I agree with your evaluation of behavior point. I also agree that the motives matter but an important consideration is whether you picture them coming from an RM (which we can test extensively and hopefully interpret somewhat) or some opaque inner optimizers. I'm pretty bullish on both evaluating the RM (average case + adversarially) and the behavior.

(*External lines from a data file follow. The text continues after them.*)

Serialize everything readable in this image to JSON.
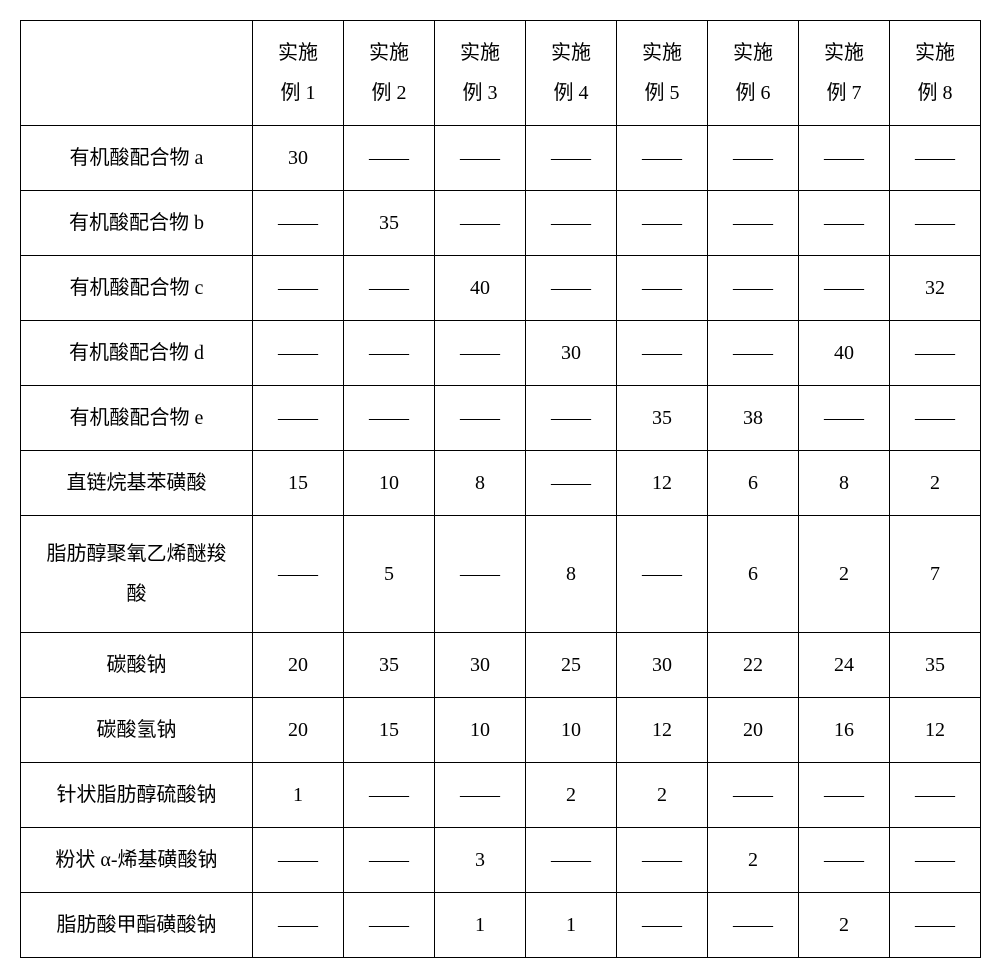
{
  "table": {
    "type": "table",
    "columns": [
      "",
      "实施\n例 1",
      "实施\n例 2",
      "实施\n例 3",
      "实施\n例 4",
      "实施\n例 5",
      "实施\n例 6",
      "实施\n例 7",
      "实施\n例 8"
    ],
    "rowLabels": [
      "有机酸配合物 a",
      "有机酸配合物 b",
      "有机酸配合物 c",
      "有机酸配合物 d",
      "有机酸配合物 e",
      "直链烷基苯磺酸",
      "脂肪醇聚氧乙烯醚羧\n酸",
      "碳酸钠",
      "碳酸氢钠",
      "针状脂肪醇硫酸钠",
      "粉状 α-烯基磺酸钠",
      "脂肪酸甲酯磺酸钠"
    ],
    "rows": [
      [
        "30",
        "——",
        "——",
        "——",
        "——",
        "——",
        "——",
        "——"
      ],
      [
        "——",
        "35",
        "——",
        "——",
        "——",
        "——",
        "——",
        "——"
      ],
      [
        "——",
        "——",
        "40",
        "——",
        "——",
        "——",
        "——",
        "32"
      ],
      [
        "——",
        "——",
        "——",
        "30",
        "——",
        "——",
        "40",
        "——"
      ],
      [
        "——",
        "——",
        "——",
        "——",
        "35",
        "38",
        "——",
        "——"
      ],
      [
        "15",
        "10",
        "8",
        "——",
        "12",
        "6",
        "8",
        "2"
      ],
      [
        "——",
        "5",
        "——",
        "8",
        "——",
        "6",
        "2",
        "7"
      ],
      [
        "20",
        "35",
        "30",
        "25",
        "30",
        "22",
        "24",
        "35"
      ],
      [
        "20",
        "15",
        "10",
        "10",
        "12",
        "20",
        "16",
        "12"
      ],
      [
        "1",
        "——",
        "——",
        "2",
        "2",
        "——",
        "——",
        "——"
      ],
      [
        "——",
        "——",
        "3",
        "——",
        "——",
        "2",
        "——",
        "——"
      ],
      [
        "——",
        "——",
        "1",
        "1",
        "——",
        "——",
        "2",
        "——"
      ]
    ],
    "column_widths": {
      "label": 232,
      "data": 91
    },
    "border_color": "#000000",
    "background_color": "#ffffff",
    "text_color": "#000000",
    "font_size": 20,
    "font_family": "SimSun",
    "tall_row_indices": [
      6
    ]
  }
}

Thank you for writing this! I've been trying to consolidate my own thoughts around reward modeling and theoretical v. empirical alignment research for a long time, and this post and the discussion has been very helpful. I'll probably write that up as a separate post later, but for now I have a few questions:
The simulators framing suggests that RLHF doesn't teach things to a LLM, instead LLM can instantiate many agents/simulacra, but does it haphazardly, and RLHF picks out particular simulacra and stabilizes them, anchoring them to their dialogue handles. So from this point of view, LLM could well have all human values, but isn't good enough to channel stable simulacra that exhibit them, and RLHF stabilizes a few simulacra that do so in the ways useful for their roles in a bureaucracy.
I think this is a misunderstanding, and that approximately zero MIRI-adjacent researchers hold this belief (that good alignment research must be the product of good consequentialist reasoning). What seems more true to me is that they believe that better understanding consequentialist reasoning -- e.g., where to expect it to be instantiated, what form it takes, how/why it "works" -- is potentially highly relevant to alignment.
I think you might be misunderstanding Jan's understanding. A big crux in this whole discussion between Eliezer and Richard seems to be: Eliezer believes any AI capable of doing good alignment research—at least good enough to provide a plan that would help humans make an aligned AGI—must be good at consequentialist reasoning in order to generate good alignment plans. (I gather from Nate's notes in that conversation plus various other posts that he agrees with Eliezer here, but not certain.) I strongly doubt that Jan just mistook MIRI's focus on understanding consequentialist reasonsing for a belief that alignment research requires being a consequentialist reasoner.
I think you're right - thanks for this! It makes sense now that I recognise the quote was in a section titled "Alignment research can only be done by AI systems that are too dangerous to run".
This caused me to find your substack! Sorry I missed it earlier, looking forward to catching up.